The Court of Appeal has found in this case that a purchaser who covenanted to erect and maintain a fence between its newly-acquired land and an accessway had not abandoned the right of way enjoyed over the accessway
A property named Summerhill benefitted from an expressly granted right of way over an access forming part of an adjoining property, Salterns.  A strip of land within Summerhill was severed and transferred to the owner of a third property, known as Dawning.
In the transfer of the strip, the transferee (the owner of Dawning) covenanted with the transferor (the owner of Summerhill) to erect and forever after maintain a fence along the boundary between the strip and the access.
The proprietor of Salterns claimed that the transferee abandoned the right of way by entering into the fencing covenant.
County Court
The County Court held that:

  • The covenant to erect and forever after maintain a fence meant that the right had been abandoned.
  • The right of way would not revive if ownership of the strip passed to the owner of Summerhill again in the future.

Court of Appeal
The owner of Salterns appealed the County Court’s decision and the Court of Appeal overturned it holding that:

  • The covenant to fence did not demonstrate an intention to abandon the right of way.
  • There was a discontinuance of the right of way for the duration of the fencing covenant. The fencing covenant could be released by the parties to the covenant at any time.

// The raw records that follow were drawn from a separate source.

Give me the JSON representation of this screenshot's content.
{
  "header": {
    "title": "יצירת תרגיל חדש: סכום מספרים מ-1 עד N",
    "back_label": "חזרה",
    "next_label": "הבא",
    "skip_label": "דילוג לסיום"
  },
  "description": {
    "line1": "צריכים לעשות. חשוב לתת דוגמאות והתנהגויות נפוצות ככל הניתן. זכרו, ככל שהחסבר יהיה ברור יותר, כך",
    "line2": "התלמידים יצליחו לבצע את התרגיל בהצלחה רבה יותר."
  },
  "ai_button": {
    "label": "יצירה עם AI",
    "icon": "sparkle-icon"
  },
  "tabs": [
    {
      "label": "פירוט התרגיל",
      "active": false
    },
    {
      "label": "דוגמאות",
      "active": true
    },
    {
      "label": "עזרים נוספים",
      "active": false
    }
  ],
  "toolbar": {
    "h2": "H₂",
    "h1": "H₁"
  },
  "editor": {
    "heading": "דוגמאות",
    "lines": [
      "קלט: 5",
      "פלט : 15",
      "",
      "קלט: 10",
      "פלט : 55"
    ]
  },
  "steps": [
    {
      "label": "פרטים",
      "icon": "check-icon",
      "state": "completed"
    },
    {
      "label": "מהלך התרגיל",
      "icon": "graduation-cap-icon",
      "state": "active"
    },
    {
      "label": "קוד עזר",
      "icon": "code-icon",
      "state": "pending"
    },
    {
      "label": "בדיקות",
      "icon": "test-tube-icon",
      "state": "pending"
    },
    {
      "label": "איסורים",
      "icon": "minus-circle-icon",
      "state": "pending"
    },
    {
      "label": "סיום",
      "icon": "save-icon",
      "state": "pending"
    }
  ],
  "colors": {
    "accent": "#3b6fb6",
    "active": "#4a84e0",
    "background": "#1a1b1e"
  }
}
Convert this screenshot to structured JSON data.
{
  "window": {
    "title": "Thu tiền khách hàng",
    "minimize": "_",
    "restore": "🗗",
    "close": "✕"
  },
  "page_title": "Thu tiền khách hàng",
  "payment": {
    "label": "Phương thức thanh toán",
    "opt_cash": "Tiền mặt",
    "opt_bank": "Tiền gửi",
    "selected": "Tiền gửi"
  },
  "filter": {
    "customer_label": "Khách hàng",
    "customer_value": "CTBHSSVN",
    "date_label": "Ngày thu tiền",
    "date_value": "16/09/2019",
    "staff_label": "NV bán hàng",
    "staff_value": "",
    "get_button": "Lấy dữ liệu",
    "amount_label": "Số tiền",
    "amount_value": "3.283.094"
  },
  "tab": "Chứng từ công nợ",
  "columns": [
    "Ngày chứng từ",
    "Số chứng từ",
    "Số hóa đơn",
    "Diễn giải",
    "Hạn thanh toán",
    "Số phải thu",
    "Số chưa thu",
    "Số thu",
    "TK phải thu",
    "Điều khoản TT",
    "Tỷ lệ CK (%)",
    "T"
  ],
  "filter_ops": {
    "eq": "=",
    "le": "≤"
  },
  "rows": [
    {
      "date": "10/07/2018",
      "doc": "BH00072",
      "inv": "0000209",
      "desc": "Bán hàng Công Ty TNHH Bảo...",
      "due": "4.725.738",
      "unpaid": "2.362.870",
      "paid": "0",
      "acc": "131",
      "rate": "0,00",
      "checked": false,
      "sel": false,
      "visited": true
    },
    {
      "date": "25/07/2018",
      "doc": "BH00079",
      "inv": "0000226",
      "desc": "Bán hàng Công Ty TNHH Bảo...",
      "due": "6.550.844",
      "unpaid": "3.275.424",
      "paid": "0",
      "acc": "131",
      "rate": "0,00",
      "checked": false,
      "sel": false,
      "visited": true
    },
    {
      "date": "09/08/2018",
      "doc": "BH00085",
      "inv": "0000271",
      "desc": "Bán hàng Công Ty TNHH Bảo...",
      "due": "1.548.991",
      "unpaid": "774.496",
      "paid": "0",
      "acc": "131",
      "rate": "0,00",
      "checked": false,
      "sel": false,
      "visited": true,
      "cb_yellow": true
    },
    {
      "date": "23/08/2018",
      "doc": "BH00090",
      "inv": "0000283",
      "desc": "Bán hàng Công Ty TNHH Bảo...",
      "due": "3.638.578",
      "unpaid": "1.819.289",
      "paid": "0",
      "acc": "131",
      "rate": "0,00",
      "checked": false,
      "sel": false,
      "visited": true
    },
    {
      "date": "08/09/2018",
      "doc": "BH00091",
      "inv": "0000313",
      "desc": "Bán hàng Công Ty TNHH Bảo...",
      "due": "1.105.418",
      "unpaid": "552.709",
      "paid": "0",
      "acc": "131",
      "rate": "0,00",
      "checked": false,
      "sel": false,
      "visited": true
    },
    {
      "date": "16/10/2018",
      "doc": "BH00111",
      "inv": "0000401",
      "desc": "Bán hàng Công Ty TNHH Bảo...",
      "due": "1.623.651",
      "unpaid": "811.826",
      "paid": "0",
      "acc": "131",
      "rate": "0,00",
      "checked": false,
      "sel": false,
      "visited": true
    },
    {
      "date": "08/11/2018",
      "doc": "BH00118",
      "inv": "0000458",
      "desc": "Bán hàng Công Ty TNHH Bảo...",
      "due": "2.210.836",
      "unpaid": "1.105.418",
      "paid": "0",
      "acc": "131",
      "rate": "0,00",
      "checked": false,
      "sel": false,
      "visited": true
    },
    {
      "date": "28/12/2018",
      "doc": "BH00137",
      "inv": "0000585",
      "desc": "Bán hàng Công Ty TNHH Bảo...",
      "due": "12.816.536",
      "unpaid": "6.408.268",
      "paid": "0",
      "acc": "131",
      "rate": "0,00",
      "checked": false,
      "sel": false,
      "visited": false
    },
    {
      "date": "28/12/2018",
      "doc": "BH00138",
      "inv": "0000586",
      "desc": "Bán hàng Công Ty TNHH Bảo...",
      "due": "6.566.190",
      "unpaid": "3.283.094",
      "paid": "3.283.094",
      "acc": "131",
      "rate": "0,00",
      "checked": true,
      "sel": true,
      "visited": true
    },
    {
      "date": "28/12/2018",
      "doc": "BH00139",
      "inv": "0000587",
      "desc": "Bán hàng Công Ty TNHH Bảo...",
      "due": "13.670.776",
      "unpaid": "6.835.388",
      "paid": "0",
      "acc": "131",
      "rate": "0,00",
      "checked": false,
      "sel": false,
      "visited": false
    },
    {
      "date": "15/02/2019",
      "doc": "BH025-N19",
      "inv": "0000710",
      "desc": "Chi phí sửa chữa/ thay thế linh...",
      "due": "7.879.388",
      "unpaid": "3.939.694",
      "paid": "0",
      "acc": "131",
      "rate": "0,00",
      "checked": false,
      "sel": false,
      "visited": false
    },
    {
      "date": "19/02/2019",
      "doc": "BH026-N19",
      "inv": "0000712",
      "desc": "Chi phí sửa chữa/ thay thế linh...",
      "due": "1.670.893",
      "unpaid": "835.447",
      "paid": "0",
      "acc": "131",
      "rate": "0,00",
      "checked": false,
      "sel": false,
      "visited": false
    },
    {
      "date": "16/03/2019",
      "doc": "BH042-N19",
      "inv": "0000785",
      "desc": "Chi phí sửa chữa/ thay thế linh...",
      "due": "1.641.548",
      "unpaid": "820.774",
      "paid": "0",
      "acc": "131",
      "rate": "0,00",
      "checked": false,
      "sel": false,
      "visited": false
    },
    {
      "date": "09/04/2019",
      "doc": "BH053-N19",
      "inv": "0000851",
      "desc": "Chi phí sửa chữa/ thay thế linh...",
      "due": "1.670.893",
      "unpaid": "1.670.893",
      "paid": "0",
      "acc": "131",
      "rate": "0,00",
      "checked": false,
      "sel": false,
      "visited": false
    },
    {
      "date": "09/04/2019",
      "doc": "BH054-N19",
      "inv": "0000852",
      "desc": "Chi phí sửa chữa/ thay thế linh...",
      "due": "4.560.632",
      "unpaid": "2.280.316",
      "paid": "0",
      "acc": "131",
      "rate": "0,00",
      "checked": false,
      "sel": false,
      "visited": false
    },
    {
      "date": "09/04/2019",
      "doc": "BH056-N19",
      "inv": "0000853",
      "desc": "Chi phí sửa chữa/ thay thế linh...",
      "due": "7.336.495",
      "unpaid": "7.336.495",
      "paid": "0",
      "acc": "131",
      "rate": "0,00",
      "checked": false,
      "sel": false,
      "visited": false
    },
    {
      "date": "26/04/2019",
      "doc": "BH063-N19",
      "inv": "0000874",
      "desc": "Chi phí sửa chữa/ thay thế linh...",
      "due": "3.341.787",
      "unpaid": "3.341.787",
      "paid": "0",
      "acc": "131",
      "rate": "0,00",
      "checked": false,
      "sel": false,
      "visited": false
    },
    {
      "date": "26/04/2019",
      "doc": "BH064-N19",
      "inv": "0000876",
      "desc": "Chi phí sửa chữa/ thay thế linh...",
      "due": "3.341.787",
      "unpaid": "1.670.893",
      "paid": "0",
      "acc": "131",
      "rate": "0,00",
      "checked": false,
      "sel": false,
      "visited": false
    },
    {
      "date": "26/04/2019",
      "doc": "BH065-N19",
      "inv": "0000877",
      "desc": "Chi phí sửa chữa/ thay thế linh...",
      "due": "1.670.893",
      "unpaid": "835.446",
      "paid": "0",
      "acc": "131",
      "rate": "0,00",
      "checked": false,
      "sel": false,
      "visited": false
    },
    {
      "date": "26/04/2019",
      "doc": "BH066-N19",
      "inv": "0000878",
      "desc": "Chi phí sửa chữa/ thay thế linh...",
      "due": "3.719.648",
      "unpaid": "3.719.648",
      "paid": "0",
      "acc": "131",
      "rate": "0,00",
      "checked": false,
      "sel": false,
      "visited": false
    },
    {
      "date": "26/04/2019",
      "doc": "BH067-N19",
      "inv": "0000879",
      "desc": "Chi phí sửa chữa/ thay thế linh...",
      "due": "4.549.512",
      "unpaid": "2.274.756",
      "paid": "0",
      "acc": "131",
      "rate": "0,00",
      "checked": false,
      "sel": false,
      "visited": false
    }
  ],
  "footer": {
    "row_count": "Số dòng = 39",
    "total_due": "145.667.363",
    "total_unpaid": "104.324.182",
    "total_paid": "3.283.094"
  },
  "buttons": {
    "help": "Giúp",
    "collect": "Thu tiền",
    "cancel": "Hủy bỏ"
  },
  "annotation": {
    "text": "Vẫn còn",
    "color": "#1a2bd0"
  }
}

Whether a person intended abandonment was a question of fact and depended on the objective intention of that person as perceived by the reasonable hypothetical servient owner. The dominant owner’s conduct must have made clear their intention that neither they nor any successor would in future make use of the easement.
The court also commented that, if the strip was reacquired so that it formed part of the transferor’s land again, then the strip could be used for the same purpose as before the transfer.
This case is a good example of how difficult it is to succeed in claiming abandonment of a right of way.